As the second graphic shows, the remaining boost is coming at established clubs, with Newcastle recording a year-on-year increase of nine per cent, and Sunderland more than 12 per cent. QPR, Wigan, Everton and Aston Villa are all enjoying crowd increases of five per cent or more.
It goes without saying that individual clubs could suffer sudden drops in attendance, but this happens surprisingly rarely and total levels this season will certainly be among the highest for 40 years even if they narrowly miss the record.
This appetite for the game comes despite ticket prices being much higher now than in the era before the Premier League.

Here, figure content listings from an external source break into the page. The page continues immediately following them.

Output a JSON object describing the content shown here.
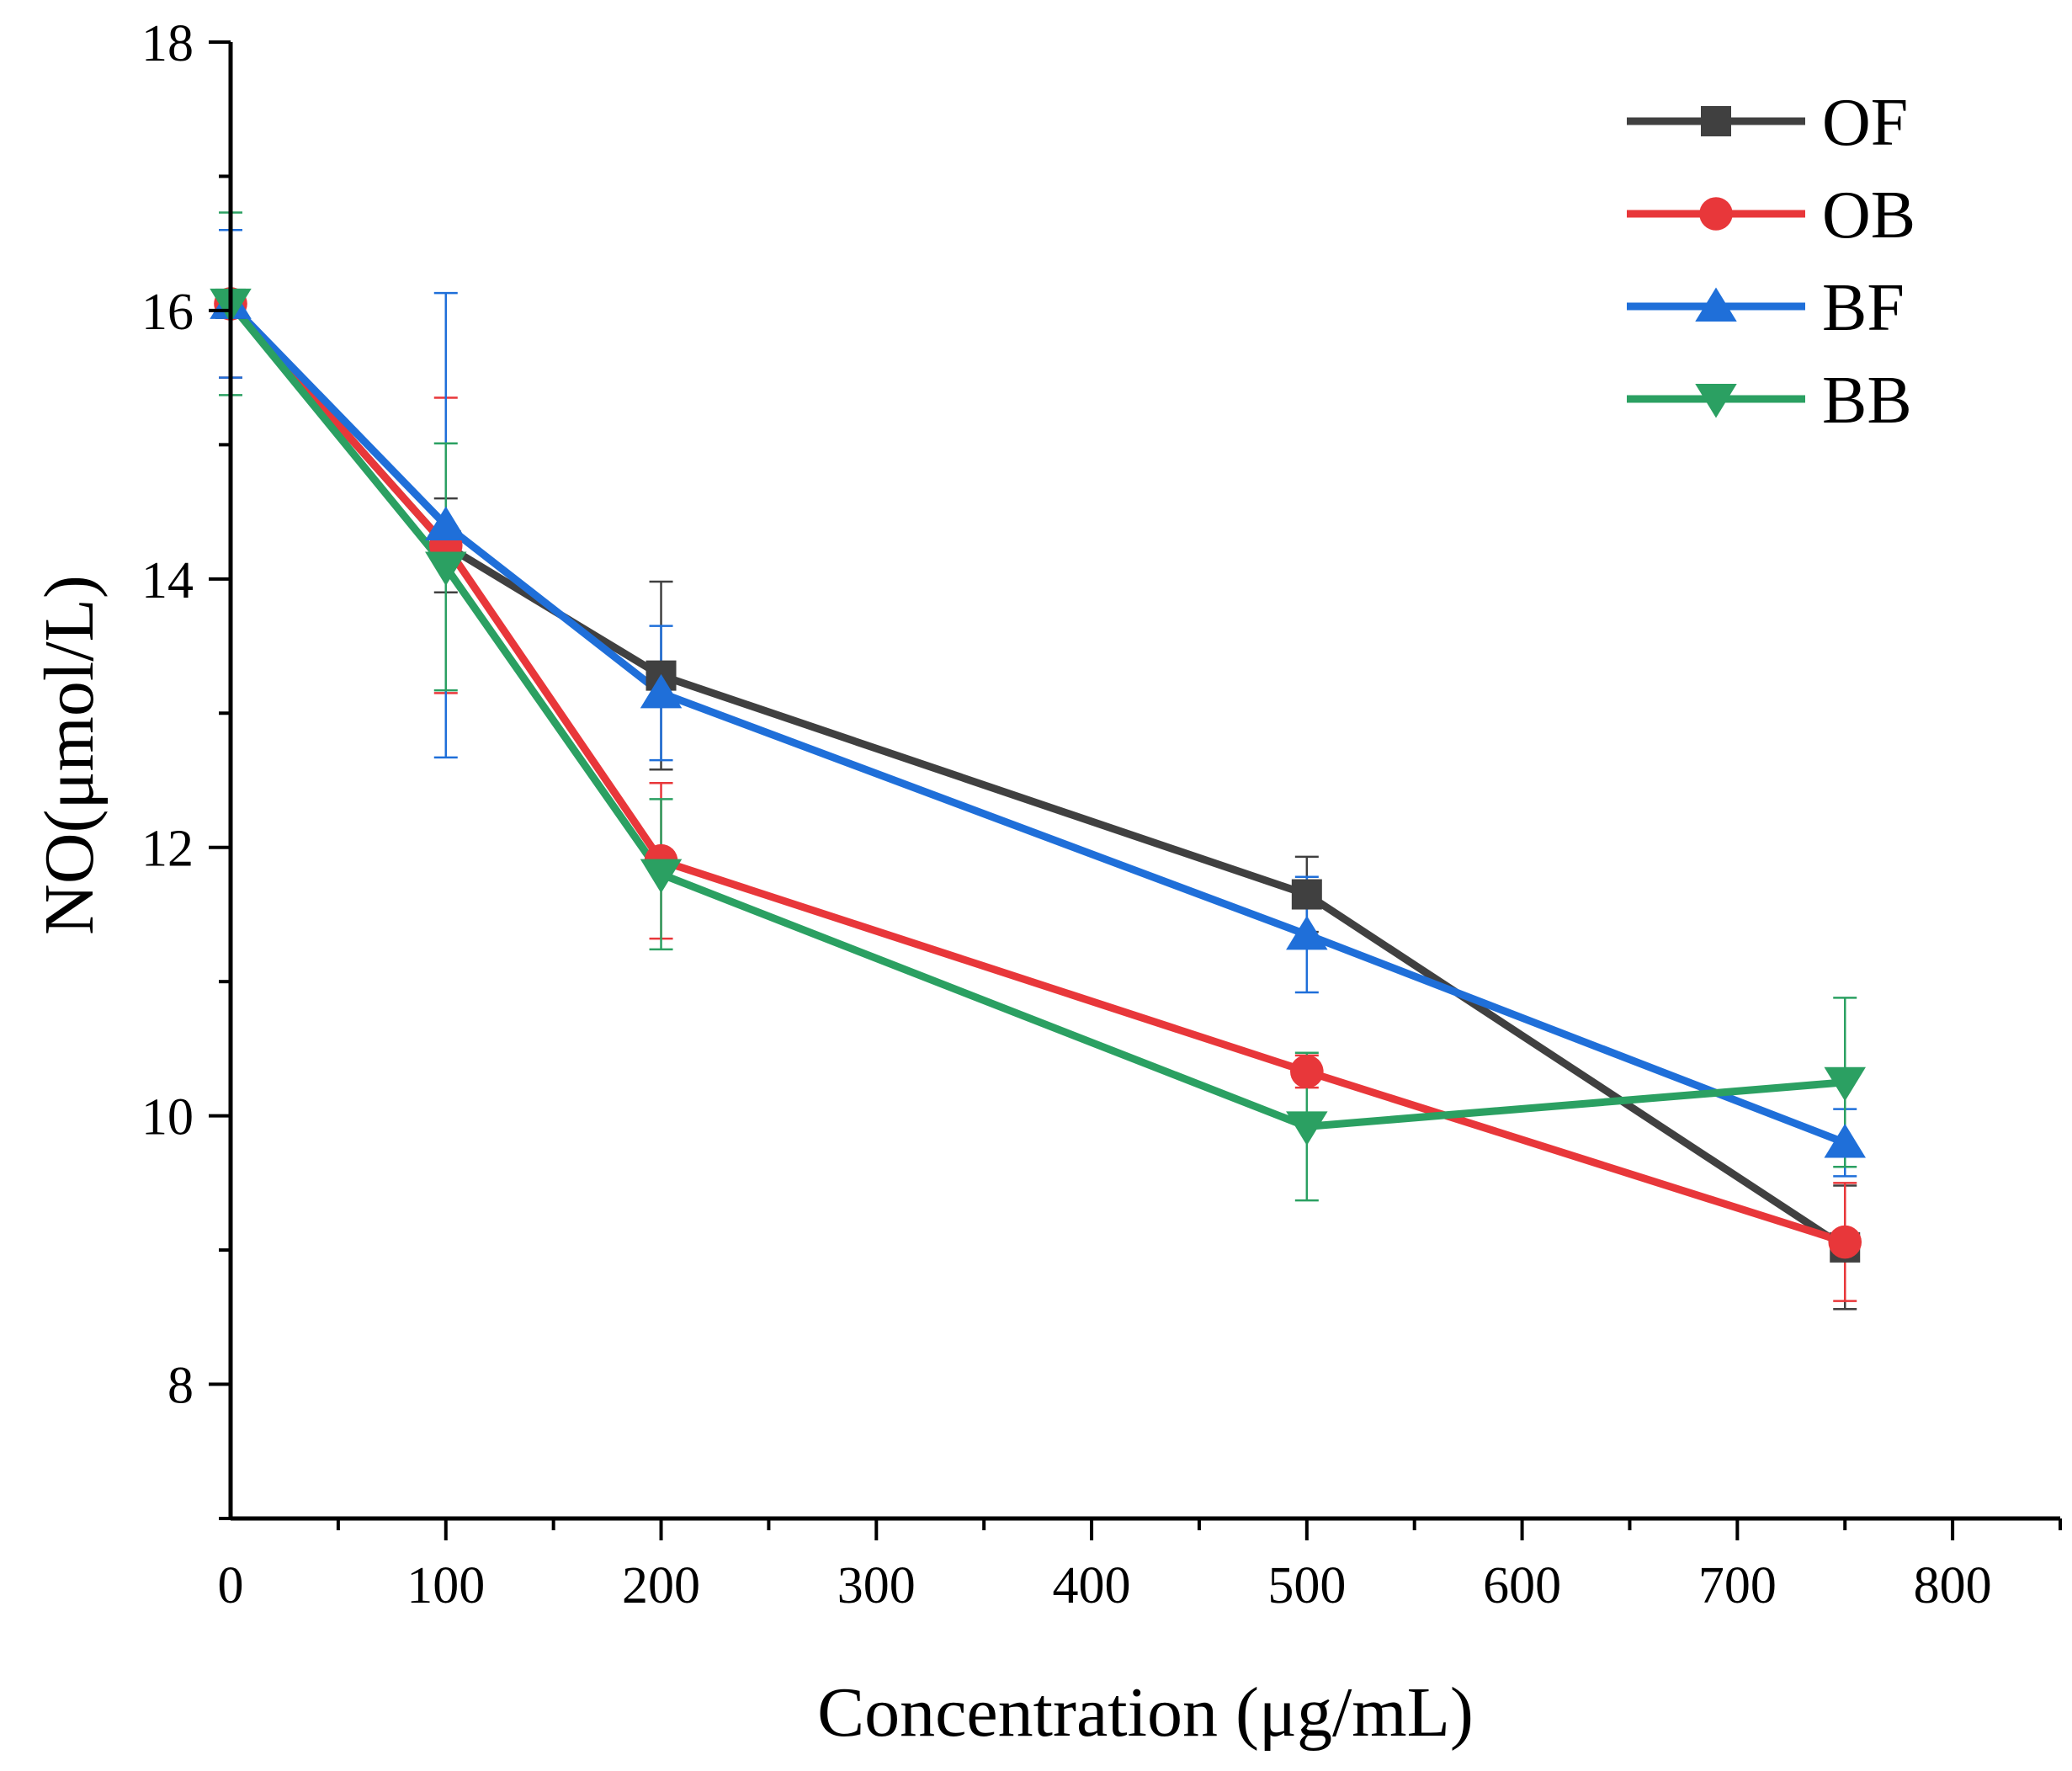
{
  "chart_data": {
    "type": "line",
    "xlabel": "Concentration (μg/mL)",
    "ylabel": "NO(μmol/L)",
    "xlim": [
      0,
      850
    ],
    "ylim": [
      7,
      18
    ],
    "x_ticks": [
      0,
      100,
      200,
      300,
      400,
      500,
      600,
      700,
      800
    ],
    "y_ticks": [
      8,
      10,
      12,
      14,
      16,
      18
    ],
    "legend_position": "top-right",
    "grid": false,
    "series": [
      {
        "name": "OF",
        "color": "#404040",
        "marker": "square",
        "points": [
          {
            "x": 0,
            "y": 16.05,
            "err": 0.55
          },
          {
            "x": 100,
            "y": 14.25,
            "err": 0.35
          },
          {
            "x": 200,
            "y": 13.28,
            "err": 0.7
          },
          {
            "x": 500,
            "y": 11.65,
            "err": 0.28
          },
          {
            "x": 750,
            "y": 9.02,
            "err": 0.46
          }
        ]
      },
      {
        "name": "OB",
        "color": "#e8373a",
        "marker": "circle",
        "points": [
          {
            "x": 0,
            "y": 16.05,
            "err": 0.55
          },
          {
            "x": 100,
            "y": 14.25,
            "err": 1.1
          },
          {
            "x": 200,
            "y": 11.9,
            "err": 0.58
          },
          {
            "x": 500,
            "y": 10.33,
            "err": 0.12
          },
          {
            "x": 750,
            "y": 9.06,
            "err": 0.44
          }
        ]
      },
      {
        "name": "BF",
        "color": "#1f6fd9",
        "marker": "triangle-up",
        "points": [
          {
            "x": 0,
            "y": 16.05,
            "err": 0.55
          },
          {
            "x": 100,
            "y": 14.4,
            "err": 1.73
          },
          {
            "x": 200,
            "y": 13.15,
            "err": 0.5
          },
          {
            "x": 500,
            "y": 11.35,
            "err": 0.43
          },
          {
            "x": 750,
            "y": 9.8,
            "err": 0.25
          }
        ]
      },
      {
        "name": "BB",
        "color": "#2ba062",
        "marker": "triangle-down",
        "points": [
          {
            "x": 0,
            "y": 16.05,
            "err": 0.68
          },
          {
            "x": 100,
            "y": 14.09,
            "err": 0.92
          },
          {
            "x": 200,
            "y": 11.8,
            "err": 0.56
          },
          {
            "x": 500,
            "y": 9.92,
            "err": 0.55
          },
          {
            "x": 750,
            "y": 10.25,
            "err": 0.63
          }
        ]
      }
    ]
  }
}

It is difficult to be definitive about what an ‘average’ ticket cost in 1991-92, the year before the Premier League, but if we take the crude measurement of clubs’ total match day income for that season, which was £82m across the 22 clubs, who sold 9,989,160 tickets that season, it works out at £8.21 per fan per match on average.
NB: this is ‘crude’ because that figure will include money spent on ticket, refreshment, programme and anything else purchased on the day. It will also not reflect that ‘corporates’ always pay more, much more. But nonetheless, it is a guideline figure.
If we jump to more recent times, the average income for Premier League clubs per ticket sold in 2003-04 was £29.69, rising to a high of £42.36 in 2008-09. This is expected to have fallen to £39.99 this season.